A disputa comercial em torno das tarifas impostas pelo governo Trump ganhou um novo capítulo, agora no foro supremo do sistema jurídico norte-americano. Em 9 de setembro, a Suprema Corte decidiu analisar se o Presidente pode recorrer à IEEPA - International Emergency Economic Powers Act, de 1977, para impor tarifas generalizadas sobre importações. A controvérsia é técnica, mas seus desdobramentos são de relevância para empresas brasileiras que exportam aos Estados Unidos. Em jogo está a própria arquitetura do comércio internacional: até que ponto o Executivo norte-americano pode manejar tarifas unilaterais, sem respaldo específico do Congresso?
O pano de fundo ajuda a dimensionar o problema. As tarifas impostas sob a IEEPA são distintas de outros mecanismos já conhecidos, como a Seção 301, utilizada desde 2018 contra produtos chineses. Enquanto a 301 incide sobre origens e produtos determinados no código tarifário, a IEEPA foi usada para impor tarifas sobre praticamente todo o livro tarifário, sob o argumento de que emergências nacionais - como o combate ao fentanil ou o déficit comercial - justificariam medidas excepcionais.
Se validada pela Suprema Corte, a interpretação abriria espaço para que qualquer futura administração invoque emergências, de natureza econômica ou política, para alterar unilateralmente tarifas. A consequência seria o aumento da incerteza regulatória, desorganizando contratos e cadeias de suprimento globais.
O calendário processual é apertado. A administração norte-americana apresentou seu memorial em setembro. Os amicus curiae em apoio ao governo tiveram prazo até o dia 23/9. Já os estados e empresas que contestam as tarifas apresentarão suas respostas em outubro, seguidos por amicus até o dia 24/10. A audiência oral será na primeira semana de novembro e a decisão final deve sair ainda este ano. A IEEPA nunca havia sido usada para impor tarifas tão abrangentes. Ao reinterpretar o alcance de uma lei de 1977, a administração Trump inovou ao ponto de suscitar dúvidas sobre a constitucionalidade da delegação legislativa ao Executivo.
Nesse cenário, cabe observar também o papel da fiscalização aduaneira. O CBP - Customs and Border Protection intensificou seu “modo de enforcement”, aproveitando revisões tarifárias para exigir comprovações adicionais de origem ou de benefícios de acordos comerciais. Empresas têm relatado aumento de auditorias, pedidos de documentação e maior rigor em reembolsos de tarifas.

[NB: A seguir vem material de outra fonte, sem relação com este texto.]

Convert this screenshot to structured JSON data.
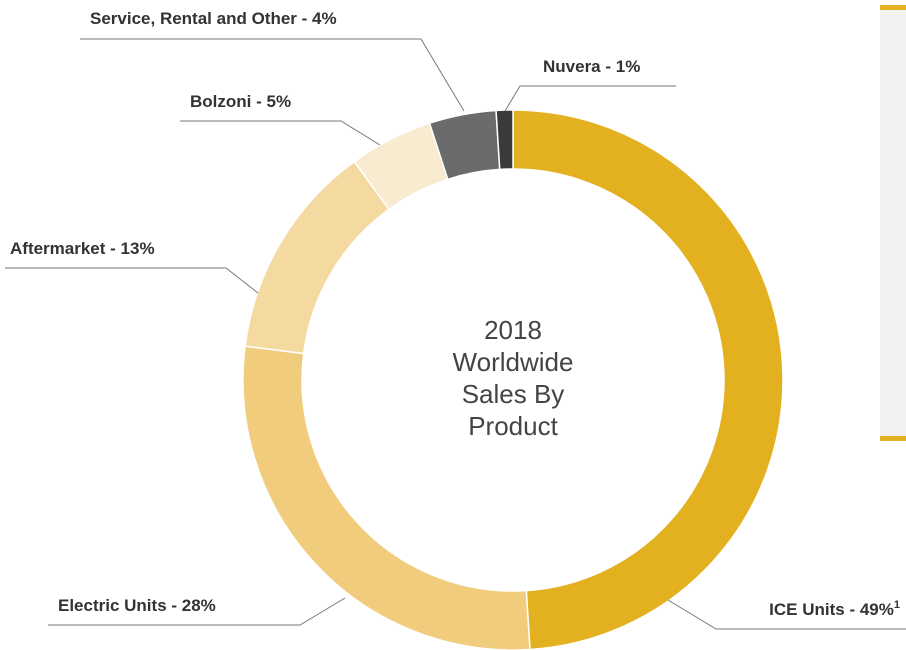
{
  "chart_data": {
    "type": "donut",
    "center_text": [
      "2018",
      "Worldwide",
      "Sales By",
      "Product"
    ],
    "categories": [
      "ICE Units - 49%",
      "Electric Units - 28%",
      "Aftermarket - 13%",
      "Bolzoni - 5%",
      "Service, Rental and Other - 4%",
      "Nuvera - 1%"
    ],
    "notes": [
      "1",
      null,
      null,
      null,
      null,
      null
    ],
    "values": [
      49,
      28,
      13,
      5,
      4,
      1
    ],
    "colors": [
      "#e3b020",
      "#f0cc7c",
      "#f4daa0",
      "#f9ebcf",
      "#6b6b6e",
      "#3a3a3b"
    ]
  }
}
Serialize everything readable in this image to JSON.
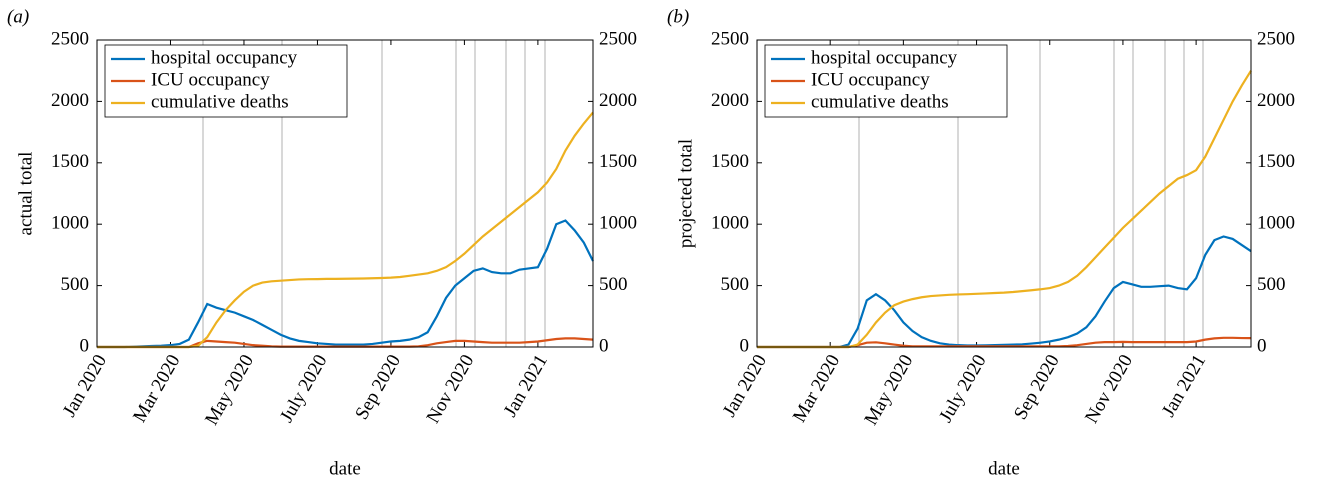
{
  "chart_data": [
    {
      "type": "line",
      "label": "(a)",
      "ylabel": "actual total",
      "xlabel": "date",
      "legend": "northwest",
      "categories": [
        "Jan 2020",
        null,
        null,
        null,
        null,
        null,
        null,
        null,
        "Mar 2020",
        null,
        null,
        null,
        null,
        null,
        null,
        null,
        "May 2020",
        null,
        null,
        null,
        null,
        null,
        null,
        null,
        "July 2020",
        null,
        null,
        null,
        null,
        null,
        null,
        null,
        "Sep 2020",
        null,
        null,
        null,
        null,
        null,
        null,
        null,
        "Nov 2020",
        null,
        null,
        null,
        null,
        null,
        null,
        null,
        "Jan 2021",
        null,
        null,
        null,
        null,
        null,
        null
      ],
      "ylim": [
        0,
        2500
      ],
      "yticks": [
        0,
        500,
        1000,
        1500,
        2000,
        2500
      ],
      "y2lim": [
        0,
        2500
      ],
      "y2ticks": [
        0,
        500,
        1000,
        1500,
        2000,
        2500
      ],
      "series": [
        {
          "name": "hospital occupancy",
          "color": "#0072bd",
          "values": [
            0,
            0,
            0,
            0,
            2,
            5,
            8,
            10,
            15,
            25,
            60,
            200,
            350,
            320,
            300,
            280,
            250,
            220,
            180,
            140,
            100,
            70,
            50,
            40,
            30,
            25,
            20,
            20,
            20,
            20,
            25,
            35,
            45,
            50,
            60,
            80,
            120,
            250,
            400,
            500,
            560,
            620,
            640,
            610,
            600,
            600,
            630,
            640,
            650,
            800,
            1000,
            1030,
            950,
            850,
            700
          ]
        },
        {
          "name": "ICU occupancy",
          "color": "#d95319",
          "values": [
            0,
            0,
            0,
            0,
            0,
            0,
            0,
            0,
            0,
            0,
            0,
            30,
            50,
            45,
            40,
            35,
            25,
            15,
            10,
            5,
            3,
            3,
            3,
            3,
            3,
            3,
            3,
            3,
            3,
            3,
            3,
            3,
            3,
            3,
            3,
            5,
            15,
            30,
            40,
            50,
            50,
            45,
            40,
            35,
            35,
            35,
            35,
            40,
            45,
            55,
            65,
            70,
            70,
            65,
            60
          ]
        },
        {
          "name": "cumulative deaths",
          "color": "#edb120",
          "values": [
            0,
            0,
            0,
            0,
            0,
            0,
            0,
            0,
            0,
            0,
            0,
            10,
            80,
            200,
            300,
            380,
            450,
            500,
            525,
            535,
            540,
            545,
            550,
            552,
            553,
            555,
            555,
            556,
            557,
            558,
            560,
            562,
            565,
            570,
            580,
            590,
            600,
            620,
            650,
            700,
            760,
            830,
            900,
            960,
            1020,
            1080,
            1140,
            1200,
            1260,
            1340,
            1450,
            1600,
            1720,
            1820,
            1910
          ]
        }
      ]
    },
    {
      "type": "line",
      "label": "(b)",
      "ylabel": "projected total",
      "xlabel": "date",
      "legend": "northwest",
      "categories": [
        "Jan 2020",
        null,
        null,
        null,
        null,
        null,
        null,
        null,
        "Mar 2020",
        null,
        null,
        null,
        null,
        null,
        null,
        null,
        "May 2020",
        null,
        null,
        null,
        null,
        null,
        null,
        null,
        "July 2020",
        null,
        null,
        null,
        null,
        null,
        null,
        null,
        "Sep 2020",
        null,
        null,
        null,
        null,
        null,
        null,
        null,
        "Nov 2020",
        null,
        null,
        null,
        null,
        null,
        null,
        null,
        "Jan 2021",
        null,
        null,
        null,
        null,
        null,
        null
      ],
      "ylim": [
        0,
        2500
      ],
      "yticks": [
        0,
        500,
        1000,
        1500,
        2000,
        2500
      ],
      "y2lim": [
        0,
        2500
      ],
      "y2ticks": [
        0,
        500,
        1000,
        1500,
        2000,
        2500
      ],
      "series": [
        {
          "name": "hospital occupancy",
          "color": "#0072bd",
          "values": [
            0,
            0,
            0,
            0,
            0,
            0,
            0,
            0,
            0,
            0,
            20,
            150,
            380,
            430,
            380,
            300,
            200,
            130,
            80,
            50,
            30,
            20,
            15,
            12,
            12,
            13,
            15,
            18,
            20,
            22,
            28,
            35,
            45,
            60,
            80,
            110,
            160,
            250,
            370,
            480,
            530,
            510,
            490,
            490,
            495,
            500,
            480,
            470,
            560,
            750,
            870,
            900,
            880,
            830,
            780
          ]
        },
        {
          "name": "ICU occupancy",
          "color": "#d95319",
          "values": [
            0,
            0,
            0,
            0,
            0,
            0,
            0,
            0,
            0,
            0,
            0,
            15,
            35,
            38,
            30,
            20,
            10,
            5,
            5,
            5,
            5,
            5,
            5,
            5,
            5,
            5,
            5,
            5,
            5,
            5,
            5,
            5,
            5,
            5,
            8,
            15,
            25,
            35,
            40,
            40,
            42,
            40,
            40,
            40,
            40,
            40,
            40,
            40,
            45,
            60,
            70,
            75,
            75,
            73,
            72
          ]
        },
        {
          "name": "cumulative deaths",
          "color": "#edb120",
          "values": [
            0,
            0,
            0,
            0,
            0,
            0,
            0,
            0,
            0,
            0,
            0,
            20,
            100,
            200,
            280,
            340,
            370,
            390,
            405,
            415,
            420,
            425,
            428,
            430,
            433,
            436,
            440,
            443,
            448,
            455,
            462,
            470,
            480,
            500,
            530,
            580,
            650,
            730,
            810,
            890,
            970,
            1040,
            1110,
            1180,
            1250,
            1310,
            1370,
            1400,
            1440,
            1550,
            1700,
            1850,
            2000,
            2130,
            2250
          ]
        }
      ]
    }
  ]
}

Para exportadores brasileiros, há o alerta. Setores que dependem de previsibilidade nos custos de acesso ao mercado norte-americano devem considerar três frentes de ação. A primeira é jurídica: acompanhar de perto o caso e avaliar a possibilidade de apresentar memoriais como amicus curiae, em conjunto com associações setoriais, para ilustrar os impactos sobre cadeias de valor integradas.
A segunda é de compliance. Documentação robusta sobre classificação tarifária, origem e preços torna-se indispensável em um ambiente de maior fiscalização. O CBP já aproveita brechas para validar informações e recuperar receitas.
A terceira é estratégica. Empresas precisam simular cenários de manutenção, aumento ou reversão das tarifas, ajustando contratos, incluindo cláusulas relacionadas ao resultado do caso e às projeções de margens. Além disso, a articulação institucional com associações empresariais norte-americanas será fundamental para influenciar o debate regulatório.
O tema também traz lições para o Brasil. A dependência de medidas unilaterais por parte de grandes parceiros comerciais reforça a necessidade de diversificação de mercados e de negociações que ampliem a segurança jurídica. Mais do que nunca, previsibilidade é ativo estratégico para quem investe e exporta.
A decisão da Suprema Corte poderá limitar o alcance de poder presidencial ou consolidar um poder quase ilimitado de manejar tarifas. Em ambos os casos, o recado é inequívoco: o direito do comércio internacional está em transformação acelerada, e os exportadores que melhor se prepararem juridicamente e institucionalmente terão vantagem competitiva.